In order to attract the attention of the students, the main task of the game is related to a real-world situation:
Your parents have changed the wifi password and disabled wifi on all of your cellular devices!  The only way to get online access is to prove to them that you know how to be safe on the Internet!
This kind of challenge is motivating already. At the end of this activity students will learn about:
– Negative consequences of online activities;
– How to sort out Helpful, Unkind and Illegal Posts;
– Create an appropriate Fake Facebook post;
– Learn about location settings and when it is safe to share your location on your device.
Through this BreakOut Edu activity students will go through the following stages of learning from Bloom’s taxonomy – remembering, understanding and applying.

Podcast

Another essential part of my Internet safety unit is the creation of a podcast. Students will analyze and evaluate data, they’ve gained from the Internet safety game. They will have to work in groups and fill out the Podcast outline template in order to structurize the information on internet safety topics. During this process, they will also be encouraged to do additional research online. Students, working in groups, will create and record a podcast about one of the topics:
– Negative consequences of online activities;
– How to sort out Helpful, Unkind and Illegal Posts;
– How to create an appropriate Fake Facebook post;
– Location settings on your device and when it is safe to share your location?
Students will use Anchor – an online podcast generator.
The podcats will be shared through Google Form with classmates, who will be able to share their reflections on their peers’ podcasts and provide feedback.
After sharing it with classmates and receiving feedback, student-created Podcats can be tuned a little bit more and prepared for sharing with the school community on a bulletin board (by providing QR codes of each podcast).

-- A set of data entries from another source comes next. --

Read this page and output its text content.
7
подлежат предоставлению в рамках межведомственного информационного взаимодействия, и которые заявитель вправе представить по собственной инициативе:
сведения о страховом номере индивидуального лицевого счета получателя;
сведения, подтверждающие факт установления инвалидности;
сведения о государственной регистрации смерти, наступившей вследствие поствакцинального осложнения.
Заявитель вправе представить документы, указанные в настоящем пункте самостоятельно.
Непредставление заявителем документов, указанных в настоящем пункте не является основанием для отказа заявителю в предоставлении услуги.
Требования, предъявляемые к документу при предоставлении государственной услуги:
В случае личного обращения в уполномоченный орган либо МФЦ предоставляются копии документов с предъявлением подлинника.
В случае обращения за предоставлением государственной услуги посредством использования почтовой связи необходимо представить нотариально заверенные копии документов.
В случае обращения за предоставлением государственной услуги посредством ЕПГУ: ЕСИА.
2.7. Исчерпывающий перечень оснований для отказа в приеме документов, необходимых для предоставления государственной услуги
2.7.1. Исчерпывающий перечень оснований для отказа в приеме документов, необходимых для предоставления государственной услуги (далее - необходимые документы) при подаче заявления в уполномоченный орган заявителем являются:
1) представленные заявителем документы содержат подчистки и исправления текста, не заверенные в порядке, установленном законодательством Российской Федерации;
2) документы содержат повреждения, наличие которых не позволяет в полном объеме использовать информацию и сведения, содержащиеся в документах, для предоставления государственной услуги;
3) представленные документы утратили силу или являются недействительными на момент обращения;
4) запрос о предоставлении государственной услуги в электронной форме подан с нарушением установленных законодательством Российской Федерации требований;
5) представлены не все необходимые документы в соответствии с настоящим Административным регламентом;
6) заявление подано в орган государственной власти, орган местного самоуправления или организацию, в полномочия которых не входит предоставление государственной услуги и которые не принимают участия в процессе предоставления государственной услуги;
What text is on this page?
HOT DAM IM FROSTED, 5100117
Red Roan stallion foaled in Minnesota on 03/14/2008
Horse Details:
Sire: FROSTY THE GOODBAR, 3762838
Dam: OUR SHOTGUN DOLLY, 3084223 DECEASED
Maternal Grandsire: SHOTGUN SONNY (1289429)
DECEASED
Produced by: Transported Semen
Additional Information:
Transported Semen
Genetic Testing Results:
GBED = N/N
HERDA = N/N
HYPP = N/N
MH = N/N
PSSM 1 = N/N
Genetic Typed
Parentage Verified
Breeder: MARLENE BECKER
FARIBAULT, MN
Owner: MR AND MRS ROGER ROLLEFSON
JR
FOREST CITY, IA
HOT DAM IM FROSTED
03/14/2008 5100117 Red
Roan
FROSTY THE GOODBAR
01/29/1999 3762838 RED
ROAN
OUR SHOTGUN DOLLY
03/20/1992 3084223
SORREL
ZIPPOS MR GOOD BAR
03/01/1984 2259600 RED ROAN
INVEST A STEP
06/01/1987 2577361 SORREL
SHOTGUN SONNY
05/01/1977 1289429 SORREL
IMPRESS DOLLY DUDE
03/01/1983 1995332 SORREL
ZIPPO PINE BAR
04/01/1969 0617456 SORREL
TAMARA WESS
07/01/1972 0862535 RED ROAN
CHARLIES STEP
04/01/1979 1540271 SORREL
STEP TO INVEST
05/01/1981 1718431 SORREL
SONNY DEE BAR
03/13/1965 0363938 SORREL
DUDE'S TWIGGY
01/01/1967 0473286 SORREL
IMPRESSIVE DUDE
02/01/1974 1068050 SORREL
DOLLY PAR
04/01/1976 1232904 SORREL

Everyone will be able to listen to it and remind themselves about the basics of internet safety.

How does this relate to the learning in Course 1? 

Knowledge gained through COETAIL course #1 helped me a lot while designing this unit plan. The fact that I had to push myself out of the comfort zone and place myself into the learners’ chair made me see the whole educational process that I was used to from an absolutely different angle. I realized, on one hand, how many exciting easily-accessible online learning tools are available on the unlimited pages of the internet. On the other hand, this experience reminded me of something that many of us, teachers, forget due to day-to-day routine – in order to be effective and stay in students’ heads, every lesson must be interesting, engaging and inspiring. Connecting tasks to real-life situations, inspiring collaboration, making it so exciting and unusual that students would geek out about it after the classes and applying the best modern learning theories – I’ve tried to have all of these ideas in mind while creating this lesson plan so that my students would benefit from it as much as I benefited from COETAIL course #1.